J’essaie ici, après avoir très longtemps, dans des contextes variés, tourné autour de la question nationale, de l’aborder de front. L’ampleur du sujet m’a conduit à adopter, pour éviter d’écrire des centaines de page, une présentation par thèses successives, qui devrait, je l’espère du moins, faciliter la discussion.
Il ne s’agit ici que de quelques préalables. J’ai l’intentionsi fata sinunt, de poursuivre cette réflexion, vraisemblablement sous la même forme.
1) C’est un fait qu’il y a des nations. Toute théorie politique qui prétend ignorer ce fait, ou le nier, s’y heurte rapidement, et en subit des conséquences fâcheuses.
2) C’est également un fait qu’il est fort difficile de définir ce qu’est une nation. Otto Bauer commence son gros livre sur la question en citant un nommé Walter Bagehot (dont je ne sais rien de plus) qui déclare, selon lui, que « la nation est un des nombreux phénomènes dont nous savons ce qu’ils sont tant qu’on ne nous interroge pas, mais que nous sommes incapables d’expliquer d’une manière concise et concluante »[1]. Ça n’est pas bête, mais ne peut être satisfaisant pour qui veut faire un usage politique de cette notion.

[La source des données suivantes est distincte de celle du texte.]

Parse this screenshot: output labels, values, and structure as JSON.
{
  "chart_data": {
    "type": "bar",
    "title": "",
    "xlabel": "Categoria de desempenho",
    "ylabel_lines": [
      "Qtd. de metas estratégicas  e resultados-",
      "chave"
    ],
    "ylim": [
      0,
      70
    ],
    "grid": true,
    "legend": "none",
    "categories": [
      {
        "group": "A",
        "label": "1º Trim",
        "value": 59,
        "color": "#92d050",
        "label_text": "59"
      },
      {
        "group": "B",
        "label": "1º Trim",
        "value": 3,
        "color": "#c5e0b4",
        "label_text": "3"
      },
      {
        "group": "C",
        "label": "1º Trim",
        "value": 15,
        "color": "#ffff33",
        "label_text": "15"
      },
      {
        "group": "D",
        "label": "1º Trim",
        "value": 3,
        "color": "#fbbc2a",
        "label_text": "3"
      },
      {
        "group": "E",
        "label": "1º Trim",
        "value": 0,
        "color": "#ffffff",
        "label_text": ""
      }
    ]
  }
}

3) On trouve une des causes principales de cette difficulté dans la diversité des nations, de leur structure, de leur histoire, chacun qui disserte de ce qu’est une nation ayant une tendance naturelle à considérer la sienne propre, et à en déduire une définition générale. Les divergences entre Otto Bauer et Staline, par exemple, s’expliquent largement si on considère que le premier était un Allemand dans l’empire austro-hongrois, le second un Géorgien dans l’empire russe.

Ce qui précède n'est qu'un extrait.